Chapter 8

554 Words
Warning you may need a box of tissues while reading this....... ====================================== Chapter 8 Rose’s pov I was really glad Lee was here. He somehow made me feel like I was strong enough to get through this. I needed all the support I could get right now. I had a bad feeling about my father. I really hope everything would be ok. Life just wouldn’t be the same without him. He’s the reason I work so hard. I guess maybe I do need to find someone and have a life outside of work. I’ve went about things in my life all the wrong way. Maybe having Lee here wasn’t the worst thing to ever happen to me. Right now, all I wanted to do was feel his strong arms wrapped around me. I needed to feel safe and secure, and he makes me feel that way. I don’t know if we will ever be more than friends, but I do know that I need him. As much as I would love to say I could run the ranch by myself I can’t. Once again, my father knew better than I did. I need him to be ok. I can’t do this without my dad. I don’t want the ranch if I’m not working it with my dad. This was his dream. The only reason I love it so much is it was a part of him and my mom. I felt it brought me closer to her.

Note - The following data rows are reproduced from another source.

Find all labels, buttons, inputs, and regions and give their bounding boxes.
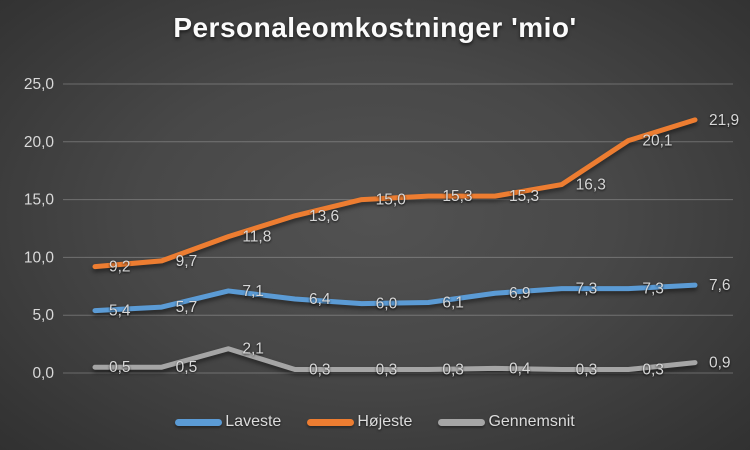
data-label-højeste: 11,8 xyxy=(242,229,271,246)
y-axis-tick-label: 20,0 xyxy=(24,134,55,151)
y-axis-tick-label: 5,0 xyxy=(32,307,54,324)
data-label-gennemsnit: 0,3 xyxy=(376,362,398,379)
data-label-gennemsnit: 0,3 xyxy=(576,362,598,379)
legend-label-gennemsnit: Gennemsnit xyxy=(488,413,575,430)
data-label-laveste: 6,4 xyxy=(309,291,331,308)
data-label-højeste: 15,3 xyxy=(442,188,472,205)
data-label-laveste: 6,9 xyxy=(509,285,531,302)
data-label-laveste: 7,3 xyxy=(576,281,598,298)
data-label-laveste: 5,4 xyxy=(109,303,131,320)
data-label-højeste: 9,7 xyxy=(176,253,198,270)
y-axis-tick-label: 0,0 xyxy=(32,365,54,382)
legend-item-højeste: Højeste xyxy=(307,413,412,431)
series-line-gennemsnit xyxy=(92,346,698,373)
data-label-gennemsnit: 0,4 xyxy=(509,360,531,377)
data-label-gennemsnit: 2,1 xyxy=(242,341,264,358)
legend-swatch-laveste xyxy=(175,418,223,426)
data-label-laveste: 7,3 xyxy=(642,281,664,298)
series-line-laveste xyxy=(92,282,698,314)
data-label-laveste: 7,6 xyxy=(709,277,731,294)
data-label-gennemsnit: 0,3 xyxy=(642,362,664,379)
legend-item-laveste: Laveste xyxy=(175,413,281,431)
legend-label-højeste: Højeste xyxy=(357,413,413,430)
data-label-gennemsnit: 0,5 xyxy=(109,359,131,376)
data-label-laveste: 5,7 xyxy=(176,299,198,316)
data-label-laveste: 6,1 xyxy=(442,294,464,311)
data-label-gennemsnit: 0,9 xyxy=(709,355,731,372)
data-label-højeste: 15,3 xyxy=(509,188,539,205)
data-label-højeste: 15,0 xyxy=(376,192,407,209)
y-axis-tick-label: 15,0 xyxy=(24,192,55,209)
chart-legend: Laveste Højeste Gennemsnit xyxy=(0,409,750,435)
chart-title: Personaleomkostninger 'mio' xyxy=(173,12,577,43)
data-label-højeste: 16,3 xyxy=(576,177,606,194)
data-label-gennemsnit: 0,5 xyxy=(176,359,198,376)
data-label-højeste: 21,9 xyxy=(709,112,739,129)
legend-item-gennemsnit: Gennemsnit xyxy=(438,413,575,431)
data-label-højeste: 9,2 xyxy=(109,259,131,276)
y-axis-tick-label: 25,0 xyxy=(24,76,55,93)
data-label-laveste: 6,0 xyxy=(376,296,398,313)
data-label-gennemsnit: 0,3 xyxy=(442,362,464,379)
legend-swatch-gennemsnit xyxy=(438,418,486,426)
legend-swatch-højeste xyxy=(307,418,355,426)
data-label-højeste: 13,6 xyxy=(309,208,339,225)
data-label-gennemsnit: 0,3 xyxy=(309,362,331,379)
y-axis-tick-label: 10,0 xyxy=(24,249,55,266)
series-line-højeste xyxy=(92,117,698,270)
legend-label-laveste: Laveste xyxy=(225,413,282,430)
data-label-højeste: 20,1 xyxy=(642,133,672,150)
data-label-laveste: 7,1 xyxy=(242,283,264,300)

Why haven’t I heard anything, yet this waiting was killing me? I kept seeing doctor’s come and go but none of them came in here. Finally, a doctor walked in to where we were all sitting. Lee came over and stood by me to give me support. He was such a good man. “Rose please have a seat.” “Ok how is my father? Can I go and see him now?” “I’m afraid you father didn’t make it through the surgery. We did everything we could for him. I am so sorry for your loss.” No this can’t be. He’s wrong. He must have gotten the patients mixed up. My dad is alive and well. Lee reached out for me, but I shrugged out of his grasp. I could hear everyone crying, but it seemed so far away. This had to be some sick joke. Daddy please don’t do this to me. Don’t leave me. I need you here with me. I can’t do this on my own. I collapsed to the ground and broke out in sobs. I can’t believe he’s really gone. I was only thankful that I got to tell him how much I loved him before he went into surgery. I needed my daddy. I sat there on the cold floor and just let the tears fall. Nothing would ever be the same in my life again. I lost the only person in my life that mattered. How do I live without him? How would I ever be happy again now that I have no family?